OP, my daughter and son-in-law were planning not to have her only sibling in their rather large wedding party because "we're not that close." DH and I were paying for the whole wedding. The sibling was in the wedding.

BarbarianMum · 04/12/2016 23:52

Gosh, we didn't invite any friends of parents (either side) to our wedding. Never even occurred to me that you were supposed to do that. I thought family caught up with family at weddings Blush

herwegoagain123 · 04/12/2016 23:55

SencaFalls you made a wise move well done.

OP posts:
herwegoagain123 · 04/12/2016 23:57

BarbarianMum never mind now its done. Depends on what your used to!

OP posts:
mateysmum · 05/12/2016 00:02

I can"t believe some of the responses on here. OP you are getting an unfairly hard time. This whole "it's their wedding attitude" amazes me. Weddings are about the joining of two families, about children moving on to a new chapter and creating a new family.
I'm not saying that parents should "own" the wedding in the way they used to, but neither is it an excuse to be inconsiderate to parents who have helped you grow into the people you are and who are still supporting your life.
This isn't about the OP expecting to buy favours with a contribution, but bloody hell would it really hurt the bride and groom to offer some invites to parents friends? Just because the bride doesn't know them, so what, the groom does and the bride will do after the wedding.

Cricrichan · 05/12/2016 00:23

Yanbu op. I think family friends should be invited to the wedding. I can't imagine my children not wanting some of my closest friends at their weddings. Are you sure that they haven't already included them though?

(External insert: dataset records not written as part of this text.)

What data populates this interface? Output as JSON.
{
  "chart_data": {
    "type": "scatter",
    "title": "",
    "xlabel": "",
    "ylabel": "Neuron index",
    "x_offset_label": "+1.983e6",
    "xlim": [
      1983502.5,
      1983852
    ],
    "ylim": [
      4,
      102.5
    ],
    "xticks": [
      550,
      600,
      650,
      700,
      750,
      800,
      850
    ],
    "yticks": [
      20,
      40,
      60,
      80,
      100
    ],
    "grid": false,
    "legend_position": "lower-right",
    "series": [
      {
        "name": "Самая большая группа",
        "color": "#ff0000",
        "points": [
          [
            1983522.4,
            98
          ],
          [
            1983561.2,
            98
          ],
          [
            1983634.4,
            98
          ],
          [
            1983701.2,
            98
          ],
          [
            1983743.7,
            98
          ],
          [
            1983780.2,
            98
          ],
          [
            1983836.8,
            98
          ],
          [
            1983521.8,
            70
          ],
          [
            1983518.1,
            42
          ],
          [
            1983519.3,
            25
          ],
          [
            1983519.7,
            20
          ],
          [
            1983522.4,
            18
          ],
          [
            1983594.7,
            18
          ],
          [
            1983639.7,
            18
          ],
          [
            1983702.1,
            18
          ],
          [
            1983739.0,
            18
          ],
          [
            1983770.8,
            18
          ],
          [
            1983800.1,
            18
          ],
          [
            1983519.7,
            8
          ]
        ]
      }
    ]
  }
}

SenecaFalls · 05/12/2016 00:23

This whole "it's all about us" attitude to weddings is really regrettable. It's heavily fueled by the wedding industry and it's one of the reasons that at so many weddings these days, it is obvious that the comfort and well-being of guests have not been considered at all.

PenguinsandPebbles · 05/12/2016 01:36

Just don't get why posters see me as an entitled emotional blackmailer nut job.

Your not a nut job, despite being incredibly generous you seem quite reasonable about the entire thing and quite like my mum actually (who has been having a quiet moan at me over the past few months)I think it is highly possible that there are some people here preparing weddings and they have gone into bridezilla mode.

I am currently avoiding my SIL to be, she's gone full bridezilla it's utterly terrifying!

Graphista · 05/12/2016 02:26

I think op got the response they did because of the tone of their posts - the op started 'OMG' for starters. Then there was the drip feeding/possible factors for agreeing with op.

Seems to me though that the op is the one making assumptions

assuming they'd be able to invite guests to someone else's wedding

assuming they'll be expected to contribute (and a hefty amount too - my big white wedding cost £2k all in! 150 guests too mind 20 yrs ago) it's 2 years away it's entirely possible the b&g are planning to save/pay up for the wedding.

assuming this was the future dil's decision (surely at least a joint decision between b&g possibly given the groom is the one that knows these friends he's the one that DOESN'T Want them there)

Despite a large wedding I had none of my parents friends there (my side of the family - Catholic - huge so even that needed trimmed!) but my groom did (BUT he'd lived with his mums friend at one point when his mum was seriously ill so she was effectively his foster mum, the 2 sons are best friends and her son was his best man. also his father was a long term foster child and it was his foster grandparents that were there not his blood ones).

Every wedding is slightly different.

If you are ASKED for a large financial contribution, there might be scope for negotiation. But if you OFFER it should be with no strings.